You’re now dealing with day to day, and gradually you expand the idea that you really and truly, as a divine manifestation, are meant to unfold to experience happiness.
QA166 QUESTION: There is some block in my mind that’s keeping me from reaching my ambition, and this block is confusing me so that I’m not even sure what these ambitions are. It’s also making me a very dependent person. Do you think using psychotherapy can be very helpful?
ANSWER: Any kind of psychotherapy would, of course, be helpful, especially if it combines a spiritual outlook and a path that realizes that we are dealing here not only with pathology but also with misunderstood creative aspects of your innermost being.
In the first place, I would reverse the statement you made. It does not make you dependent. The block is actually in a way a result of your dependency and not the dependency the result of the block. The dependency is very strong in certain ways, and the block is also caused by a self-urgency that you cannot put your finger on.
Therefore I say that psychotherapy or any kind of deep therapy must understand, if it is to be a profound help, that the urgency is in part a message from your inner spiritual self that says, “Develop yourself. Grow. You have more potentials to fulfill.”
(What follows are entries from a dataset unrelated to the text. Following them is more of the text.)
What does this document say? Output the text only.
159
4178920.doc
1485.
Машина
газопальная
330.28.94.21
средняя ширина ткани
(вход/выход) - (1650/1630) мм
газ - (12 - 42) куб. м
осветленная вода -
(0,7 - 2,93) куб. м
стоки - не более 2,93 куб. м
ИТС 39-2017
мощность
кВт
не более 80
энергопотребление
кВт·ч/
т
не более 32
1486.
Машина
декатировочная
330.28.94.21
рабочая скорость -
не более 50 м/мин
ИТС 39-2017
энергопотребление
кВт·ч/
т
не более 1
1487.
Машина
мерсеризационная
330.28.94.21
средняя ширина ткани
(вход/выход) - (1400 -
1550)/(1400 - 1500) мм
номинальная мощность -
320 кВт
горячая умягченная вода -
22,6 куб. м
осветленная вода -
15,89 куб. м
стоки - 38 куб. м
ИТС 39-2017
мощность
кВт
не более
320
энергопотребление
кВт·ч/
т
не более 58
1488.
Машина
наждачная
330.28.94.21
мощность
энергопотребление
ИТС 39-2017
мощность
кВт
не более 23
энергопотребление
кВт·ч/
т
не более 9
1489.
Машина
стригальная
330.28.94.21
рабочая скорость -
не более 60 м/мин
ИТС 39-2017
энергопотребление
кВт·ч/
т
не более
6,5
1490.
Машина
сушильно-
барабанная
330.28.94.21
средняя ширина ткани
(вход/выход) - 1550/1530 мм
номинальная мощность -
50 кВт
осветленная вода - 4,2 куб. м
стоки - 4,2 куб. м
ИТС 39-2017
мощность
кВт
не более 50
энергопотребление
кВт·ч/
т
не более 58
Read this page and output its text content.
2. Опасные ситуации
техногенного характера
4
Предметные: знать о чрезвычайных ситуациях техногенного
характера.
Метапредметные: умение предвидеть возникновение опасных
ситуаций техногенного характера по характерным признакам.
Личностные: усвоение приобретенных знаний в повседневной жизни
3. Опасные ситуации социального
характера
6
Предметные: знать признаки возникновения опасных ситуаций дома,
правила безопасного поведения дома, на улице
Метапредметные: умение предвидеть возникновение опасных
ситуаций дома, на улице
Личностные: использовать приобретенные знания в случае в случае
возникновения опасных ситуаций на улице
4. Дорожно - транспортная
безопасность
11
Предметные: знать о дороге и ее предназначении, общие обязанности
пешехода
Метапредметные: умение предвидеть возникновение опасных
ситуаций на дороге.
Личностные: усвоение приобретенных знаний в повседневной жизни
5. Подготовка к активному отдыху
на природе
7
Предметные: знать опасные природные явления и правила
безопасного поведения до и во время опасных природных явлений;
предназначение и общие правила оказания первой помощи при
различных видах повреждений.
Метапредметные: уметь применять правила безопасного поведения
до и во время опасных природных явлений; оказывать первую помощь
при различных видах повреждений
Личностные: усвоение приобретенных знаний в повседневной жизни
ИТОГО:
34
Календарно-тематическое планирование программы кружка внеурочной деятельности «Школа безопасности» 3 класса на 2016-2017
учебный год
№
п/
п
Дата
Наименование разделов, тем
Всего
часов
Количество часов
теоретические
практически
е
Another part of the urgency is the dependent little self that wants approval, that wants something and doesn’t know quite what. In other words, it is a neurotic part of yourself that makes you urgent in intent. But just as much, it is the misplaced and misinterpreted message of your spiritual self that says, “Go the other way. Go into yourself. Become free and independent.”
The block is that many of your ambitions are based on the dependent self, the conforming self, the self that wants to do things for the sake of proving something, rather than for the sake of self-expression and pleasure and delight in life.
It comes from that part in you where you do not believe that this is a worthy goal to express yourself for the sake of delight and pleasure, and where you deny this in yourself. Therefore, you deny your spiritual self – for the spiritual self is delight and pleasure, constantly.
Then because of that, there is a violation of integrity; wherever one denies the spiritual self, one sells out, as it were. These unconscious factors block you. They block you because of the intensity, the urgency, which you cannot put your finger on. They block you because some of the ambitions are not real goals but illusory goals.